Mutter-Kind-Pass-Reform

Über eine Reform des Mutter-Kind-Passes laufen derzeit Gespräche in Expertengremien. Im Gesundheitsministerium hieß es dazu, dass der Pass derzeit als Vorsorge-Screening-Modul fungiere. Die Überprüfung, ob eine Beratung stattfinde, wie vom Hilfswerk gefordert, wäre demnach ein Bruch mit dem bisherigen System. Übergewicht als Risiko für Schwangere sei aber sehr wohl ein Thema bei den Beratungen zur Reform des Mutter-Kind-Passes. Parallel dazu habe man für die "Vorsorgestrategie Ernährung" seit 2011 insgesamt sieben Millionen Euro ausgegeben – etwa für workshopartige Veranstaltungen über gesunde Ernährung. Derlei Events seien für Schwangere kostenlos.

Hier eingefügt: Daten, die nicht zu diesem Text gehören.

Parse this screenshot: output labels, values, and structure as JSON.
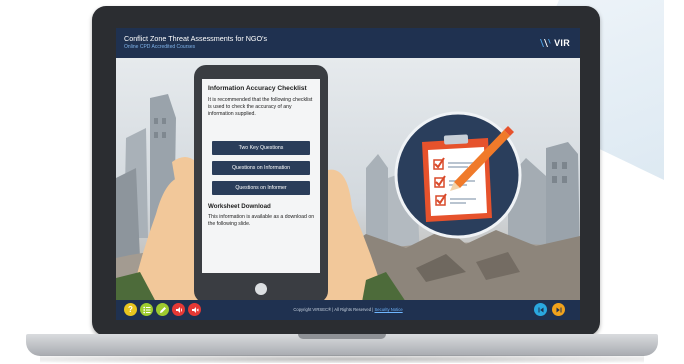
{
  "header": {
    "title": "Conflict Zone Threat Assessments for NGO's",
    "subtitle": "Online CPD Accredited Courses",
    "logo_text": "VIR",
    "logo_icon": "virsec-logo"
  },
  "phone": {
    "heading": "Information Accuracy Checklist",
    "intro": "It is recommended that the following checklist is used to check the accuracy of any information supplied.",
    "buttons": [
      "Two Key Questions",
      "Questions on Information",
      "Questions on Informer"
    ],
    "worksheet_heading": "Worksheet Download",
    "worksheet_text": "This information is available as a download on the following slide."
  },
  "footer": {
    "copyright": "Copyright VIRSEC® | All Rights Reserved |",
    "link": "Security Notice",
    "controls": [
      {
        "icon": "help-icon",
        "glyph": "?",
        "color": "#e8c51f"
      },
      {
        "icon": "menu-list-icon",
        "glyph": "",
        "color": "#9ecb2f"
      },
      {
        "icon": "pencil-icon",
        "glyph": "",
        "color": "#9ecb2f"
      },
      {
        "icon": "audio-icon",
        "glyph": "",
        "color": "#e53935"
      },
      {
        "icon": "mute-icon",
        "glyph": "",
        "color": "#e53935"
      }
    ],
    "prev_icon": "previous-icon",
    "next_icon": "next-icon",
    "prev_color": "#2aa8e0",
    "next_color": "#f0a21c"
  }
}
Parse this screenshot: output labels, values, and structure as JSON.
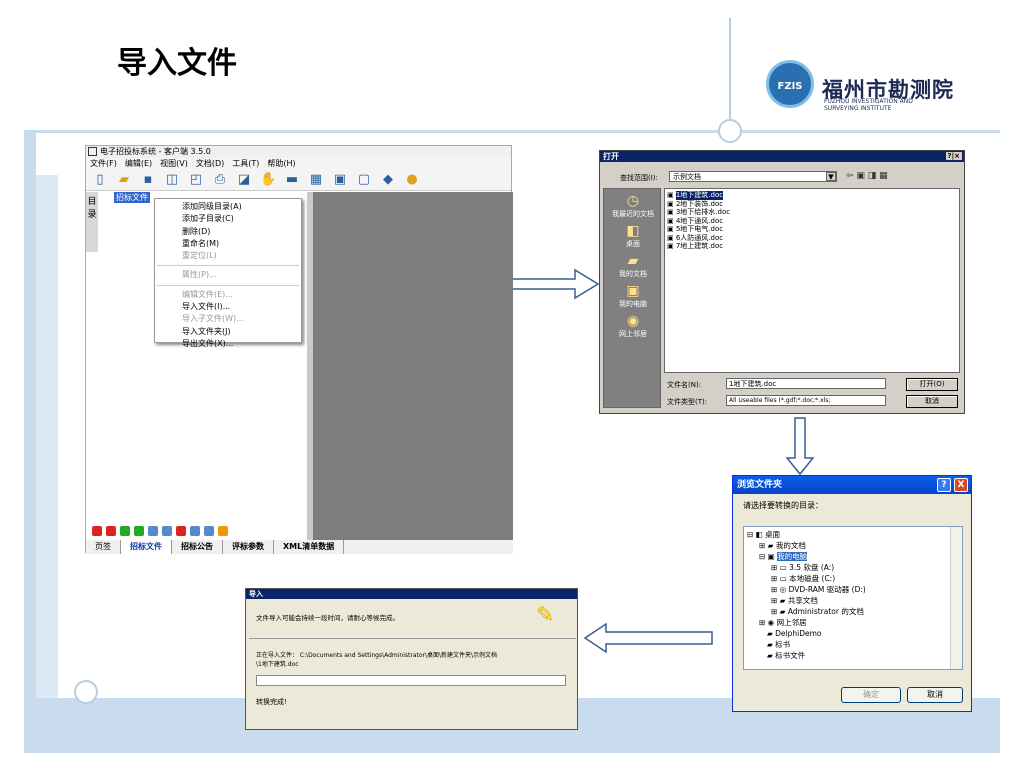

Soll bei nur drei von vier Schülern

Wie viele Kinder in Österreich in welchem Ausmaß von Übergewicht betroffen sind, ist statistisch nicht erfasst. Einer bereits 2005/06 vom Grünen Kreuz für Vorsorgemedizin durchgeführten Studie zufolge hatten damals nur drei von vier Schülern ihr Sollgewicht, jeder fünfte Bub und jedes sechste Mädchen war stark übergewichtig oder sogar adipös.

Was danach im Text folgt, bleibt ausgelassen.